Historias de jóvenes se acumulan como muestra de que eso no asegura conseguir empleo, que no es una garantía de contar con el capital para hacer una empresa o que, simplemente, que ni siquiera asegura una “chamba” de los sueños.
Y que, cuando lo logras y eres una de las cifras que aportan a la productividad del país, te topas con la ausencia de respeto a los derechos laborales, la esclavitud de la que se es presa, la competencia desleal, el clásico “el que no tranza no avanza” y una serie de monstruos más.
Hoy, la juventud desconcertada también desconcierta.
Actualmente, no hay análisis de mercado más fascinante que los que investigan los comportamientos de consumo de los jóvenes.
De sus preferencias diversas, su búsqueda constante por lo nuevo, las invenciones tecnológicas, como también su apatía o su superficialidad.
No hace mucho vi en Internet la galería del fotógrafo David Stewart, quien retrata a una juventud cansada. Si la generación anterior vivió pegada al televisor, está demuestra su mayor excitación frente a las nuevas televisiones: el celular, la tableta o la computadora.

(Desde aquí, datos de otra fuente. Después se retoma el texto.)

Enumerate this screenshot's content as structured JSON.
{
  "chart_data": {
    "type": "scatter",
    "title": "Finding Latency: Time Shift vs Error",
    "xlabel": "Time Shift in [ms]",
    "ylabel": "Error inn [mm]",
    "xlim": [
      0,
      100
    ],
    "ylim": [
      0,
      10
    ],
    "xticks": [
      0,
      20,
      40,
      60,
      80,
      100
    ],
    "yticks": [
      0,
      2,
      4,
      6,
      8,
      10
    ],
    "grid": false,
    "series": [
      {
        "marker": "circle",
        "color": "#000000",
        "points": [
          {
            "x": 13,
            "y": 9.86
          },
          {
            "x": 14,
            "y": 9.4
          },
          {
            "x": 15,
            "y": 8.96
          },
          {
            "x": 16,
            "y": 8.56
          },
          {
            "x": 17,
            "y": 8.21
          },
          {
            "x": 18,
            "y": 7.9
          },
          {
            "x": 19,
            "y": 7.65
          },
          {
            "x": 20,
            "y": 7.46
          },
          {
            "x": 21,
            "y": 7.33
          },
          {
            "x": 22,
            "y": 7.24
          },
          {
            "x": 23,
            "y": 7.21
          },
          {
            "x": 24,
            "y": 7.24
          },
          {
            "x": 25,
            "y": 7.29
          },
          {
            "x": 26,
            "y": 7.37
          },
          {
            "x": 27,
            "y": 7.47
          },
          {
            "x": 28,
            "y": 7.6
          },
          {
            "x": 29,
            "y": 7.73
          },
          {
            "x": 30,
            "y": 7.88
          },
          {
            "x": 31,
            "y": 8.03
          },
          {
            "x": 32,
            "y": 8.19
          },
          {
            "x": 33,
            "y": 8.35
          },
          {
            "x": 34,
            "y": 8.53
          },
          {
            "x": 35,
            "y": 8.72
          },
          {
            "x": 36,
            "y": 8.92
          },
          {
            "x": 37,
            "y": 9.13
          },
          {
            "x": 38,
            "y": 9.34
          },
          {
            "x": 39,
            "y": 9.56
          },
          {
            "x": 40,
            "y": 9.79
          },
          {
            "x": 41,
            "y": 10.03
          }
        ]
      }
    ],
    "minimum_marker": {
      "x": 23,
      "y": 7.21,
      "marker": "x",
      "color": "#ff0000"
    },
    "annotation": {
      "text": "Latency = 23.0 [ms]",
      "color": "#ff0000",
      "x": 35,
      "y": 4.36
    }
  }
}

Jóvenes cuya expresión facial demuestra todo menos su propia juventud. El artista lo define así:
“Sujetos que no se sienten seguros, que buscan siempre una moda que seguir o no, saber qué hacen los demás, encajar en el molde o desmarcarse, aplastados por el peso de la tecnología que los vuelve antisociales y los obsesiona”.
Entonces, la carga es doble.
Hay que lidiar con las realidades y al mismo tiempo el peso de una autoestima baja que sólo se llena con popularidad, frivolidad, o las tendencias.
Si el mundo actualmente es complejo en sus problemas públicos, si siempre hemos apelado a que la juventud puede ser la fuente que repare los errores anteriores a los anteriores, pero si ésta prácticamente nació cansada, entonces, ¿qué nos asegura nuestra propia vejez? Incertidumbre.
México es un país de jóvenes.
Las estadísticas lo confirman. Pero tampoco lo está reflejando en los temas más importantes que causan nuestros dolores colectivos.
Aunque exista siempre una masa crítica que esté interesada en darse a la tarea de involucrarse en los asuntos públicos, está claro que está es una generación muy distinta a la que estábamos acostumbrados.
Rebeldes, pero pasivos. Conectados, pero desconectados.
Con pocas o nulas esperanzas de futuros, pero siguiendo la tradición de “sacrificarse” por “ser alguien”.
Los que llegan a los 30 años y siguen viviendo en casa de sus padres porque no alcanza o por el miedo a crecer.
Aquellos que primero ponen los ceros del cheque y después preguntan qué van a hacer.
La generación cómoda y la generación incómoda a la par de un país necesitado de cambios, de esa juventud que en años anteriores se cansaba mientras contaba los años, pero que en estas nuevas ya está naciendo cansada.